Canadian Natural Resources Ltd. has been leaking bitumen to the surface at one of its oil sands sites since last May. In November, the company's president called the problem "totally solvable."
CNRL this week has another chance to explain to investors and analysts how much progress it has made with the troublesome leaks.
The company reports its fourth-quarter earnings Thursday, and the spills at part of its Primrose oil sands project, as well as a recent $3.1-billion acquisition of natural gas assets, will likely be discussed in its conference call.
In addition to the surface leaks, CNRL in January had an underground spill, releasing 27,000 litres of crude.
"[CNRL] continues to work with the Alberta Energy Regulator to resolve the root cause of bitumen emulsion releases, and remains confident that they revolve around mechanical failures in the vertical sections of certain wellbores, as opposed to cap rock issues," Greg Pardy, an analyst at RBC Capital Markets, said in a note previewing the company's results.

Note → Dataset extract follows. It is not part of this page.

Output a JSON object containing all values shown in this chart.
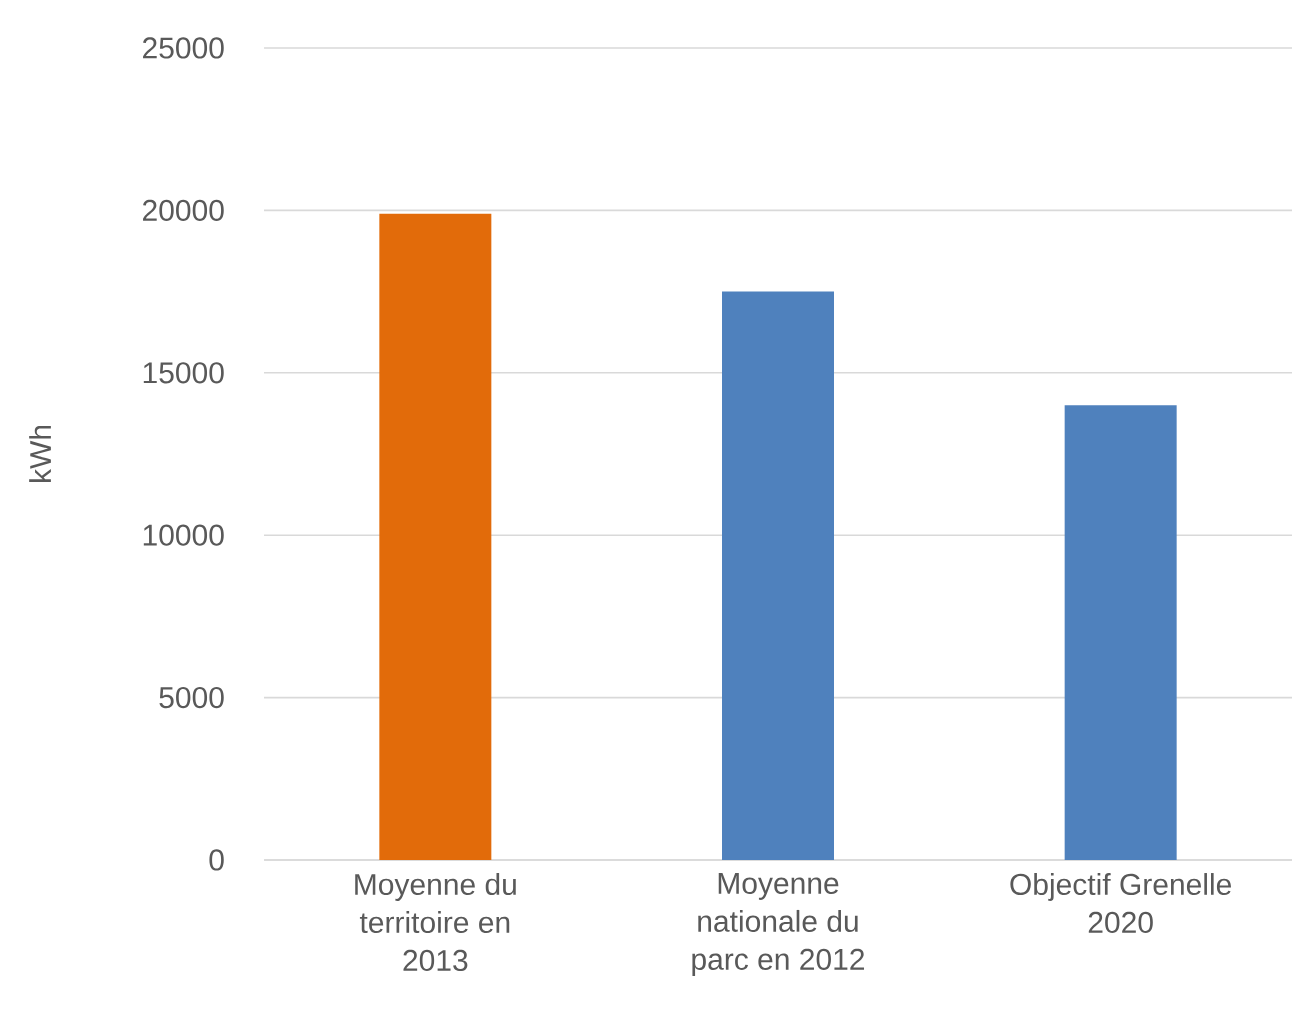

The Calgary-based energy company, which is noted for its strong balance sheet, will also have the chance to further elaborate on its plans for the natural gas assets it agreed to buy from Devon Energy Corp. in the middle of February.
CNRL hosted a conference call following the announcement, but now that analysts and investors have had time to digest the news, the quarterly conference call gives them a chance to dig deeper.
Some of the new assets include a royalty revenue stream expected to bring in $75-million in cash flow this year.
CNRL "is reviewing options to combine this with its existing royalty revenue portfolio and potentially sell/spin-out this cash flow stream into a public entity," Mr. Pardy noted. (Encana Corp., the natural gas giant, is also planning to spin assets into a new company this year.)
Mr. Pardy predicts CNRL will post cash flow per share of $1.65. His peers are more bullish, with the Street's consensus ringing in at $1.73, according to Mr. Pardy.
The market uses cash flow as a measure to gauge how well companies can finance their growth.